Avec AA

Depuis lundi, des coups de feu ont été entendus à Bamenda, chef-lieu de la région anglophone du Nord-Ouest. Selon un témoin, il s’agissait d’échanges de tirs en l’air sporadiques.

Dans le Sud-Ouest anglophone, les sécessionnistes se sont attaqués, mardi soir, aux employés d’une plantation de bananes, la Cameroon Development Corporation (Cdc).

«Onze ouvriers de la plantation située sur la route Tiko – Douala, ont eu les doigts et les mains coupés avec des marchettes par les séparatistes. Ils ont ensuite enlevé quatre hommes et sont partis dans la brousse », a précisé à Anadolu le gouverneur du Sud-Ouest, Bernard Okalia Bilai.

Dans un communiqué publié mercredi soir, le président du Consortium anglophone, Agbor Balla, condamne cet acte « horrible » et demande la libération « sans conditions » des employés pris en otage.

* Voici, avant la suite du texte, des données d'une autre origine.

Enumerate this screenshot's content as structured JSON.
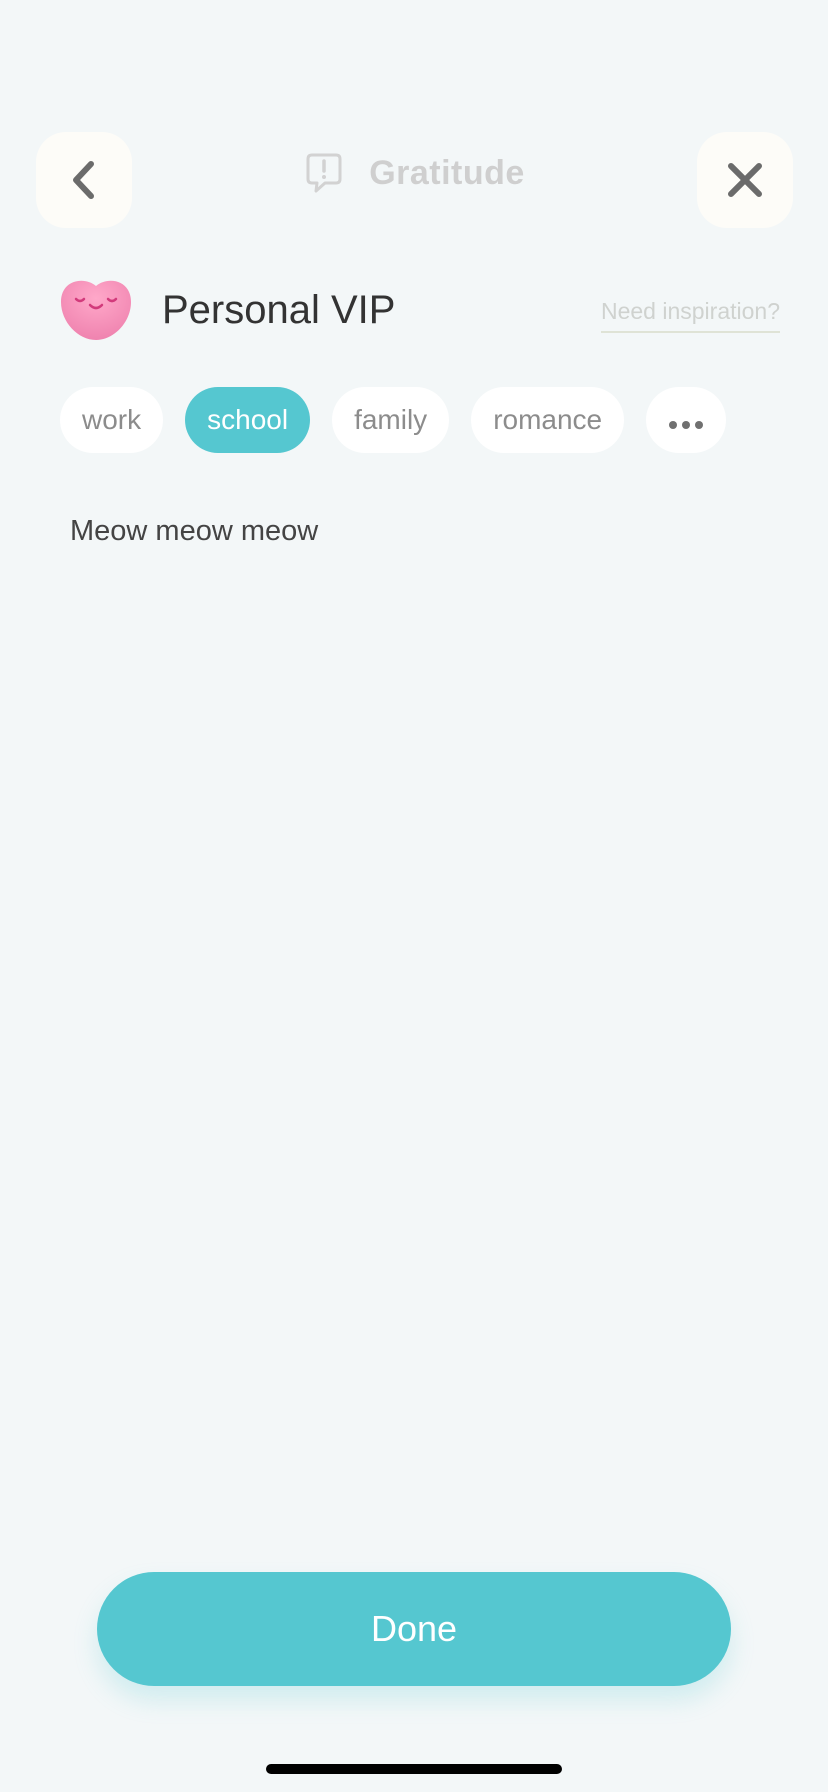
{
  "header": {
    "back_icon": "chevron-left-icon",
    "close_icon": "close-icon",
    "title_icon": "speech-bubble-exclamation-icon",
    "title": "Gratitude"
  },
  "mood": {
    "icon": "pink-heart-face-icon",
    "label": "Personal VIP",
    "inspiration_link": "Need inspiration?"
  },
  "tags": [
    {
      "label": "work",
      "selected": false
    },
    {
      "label": "school",
      "selected": true
    },
    {
      "label": "family",
      "selected": false
    },
    {
      "label": "romance",
      "selected": false
    }
  ],
  "more_tags_icon": "more-dots-icon",
  "entry": {
    "text": "Meow meow meow"
  },
  "footer": {
    "done_label": "Done"
  },
  "colors": {
    "accent": "#55c7d0",
    "background": "#f3f7f8",
    "button_surface": "#fdfcf8",
    "mood_pink": "#f28fb7"
  }
}
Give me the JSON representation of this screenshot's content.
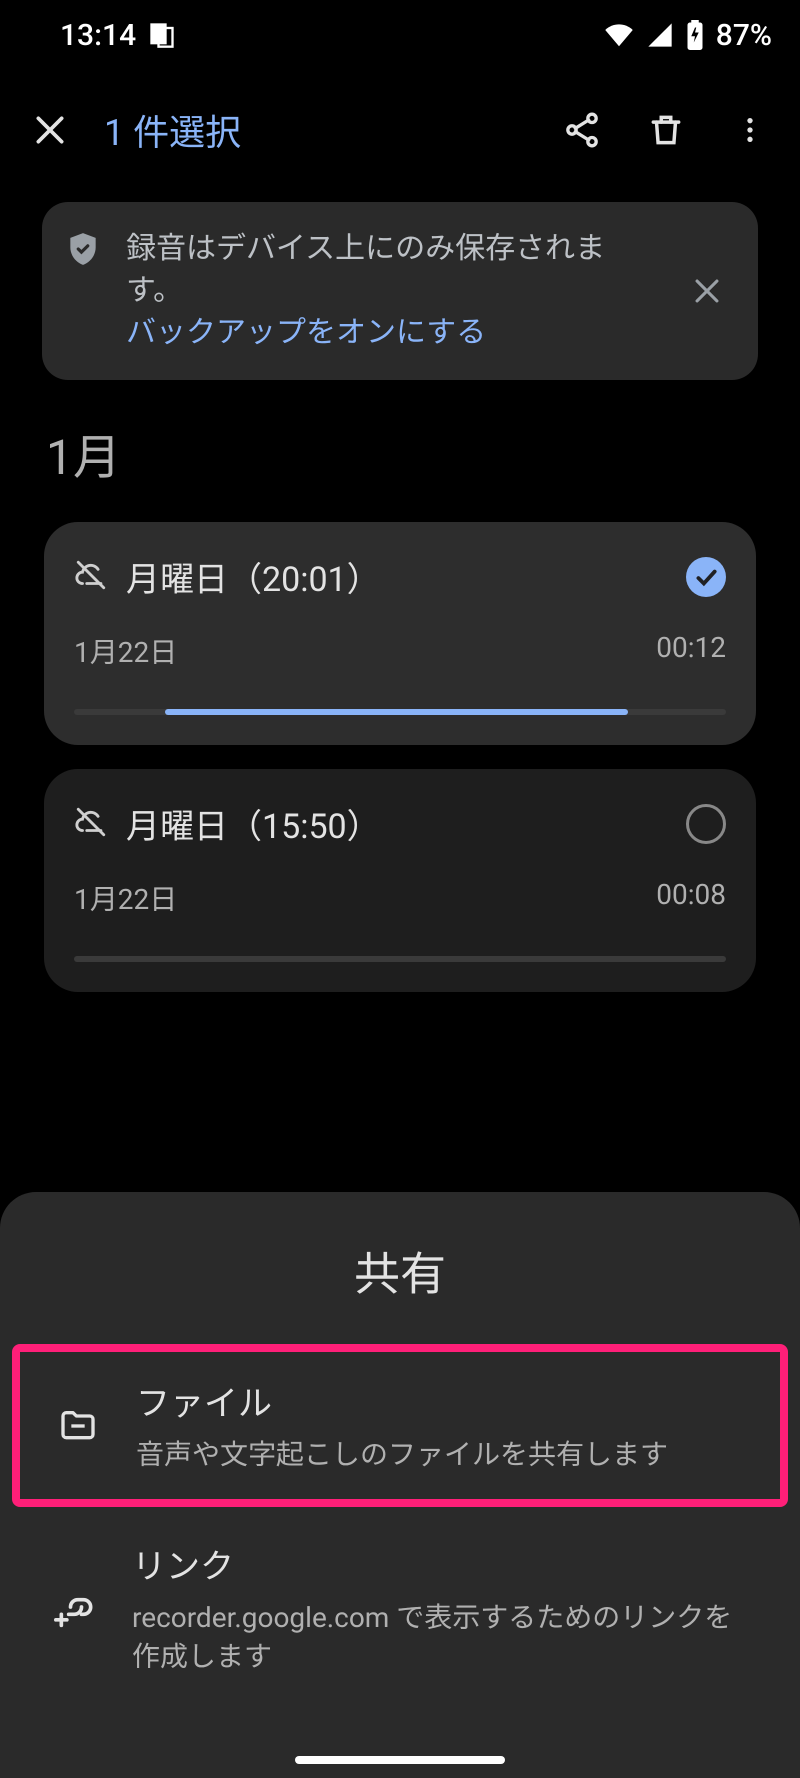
{
  "status": {
    "time": "13:14",
    "battery": "87%"
  },
  "topbar": {
    "selection_title": "1 件選択"
  },
  "banner": {
    "message": "録音はデバイス上にのみ保存されます。",
    "link": "バックアップをオンにする"
  },
  "month_label": "1月",
  "recordings": [
    {
      "title": "月曜日（20:01）",
      "date": "1月22日",
      "duration": "00:12",
      "selected": true,
      "progress_left_pct": 14,
      "progress_width_pct": 71
    },
    {
      "title": "月曜日（15:50）",
      "date": "1月22日",
      "duration": "00:08",
      "selected": false,
      "progress_left_pct": 0,
      "progress_width_pct": 0
    }
  ],
  "sheet": {
    "title": "共有",
    "items": [
      {
        "title": "ファイル",
        "subtitle": "音声や文字起こしのファイルを共有します",
        "highlight": true,
        "icon": "folder"
      },
      {
        "title": "リンク",
        "subtitle": "recorder.google.com で表示するためのリンクを作成します",
        "highlight": false,
        "icon": "link-add"
      }
    ]
  }
}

Malgré le « Grand dialogue national », organisé début d’octobre pour mettre fin à cette crise, les combats entre l’armée camerounaise et des séparatistes anglophones se poursuivent dans les deux régions anglophones.

Certains combattants séparatistes anglophones ayant déposé les armes avaient pris part à ce « Grand dialogue national » et le Premier ministre camerounais, Joseph Dion Nguté avait plaidé pour que ceux qui se cachent encore dans les brousses sortent pour rejoindre le Comité national de désarmement, de démobilisation et de réintégration.

Créé le 30 novembre 2018, ce comité qui a pour mission d’«organiser, d’encadrer et de gérer ceux qui sont désireux de déposer les armes », notamment à l’Extrême-Nord du Cameroun et dans les deux régions anglophones du pays, connait déjà des failles.

« Ikom Polycap, chef du groupe armé de Wum dans le Nord-Ouest, a déposé les armes mercredi et s’est rendu au gouverneur de la région. Mais dans la nuit de mercredi à jeudi, il a été exécuté par ses anciens camarades d’armes du mouvement séparatistes », a rapporté à Anadolu Ikom Henri, frère du défunt.

Représentant 20% de la population camerounaise qui est majoritairement francophone, la minorité anglophone s’estime marginalisée par le pouvoir central de Yaoundé depuis des décennies. Une mouvance sécessionniste y est née fin 2016 et transformée en insurrection armée une année plus tard.

« Au moins 300 soldats » camerounais ont été tués dans les affrontements avec les séparatistes, d’après les derniers chiffres cités par le ministre camerounais de la Défense, Joseph Béti Assomo, lors d’une réunion de mise au point sur la situation sécuritaire du Cameroun en mai dernier.

Cette crise a également fait plus de 42 000 réfugiés au Nigéria et 530 000 déplacés internes dans les régions du Nord-Ouest et du Sud-Ouest selon des estimations publiées par l’Union Africaine le 14 octobre 2019.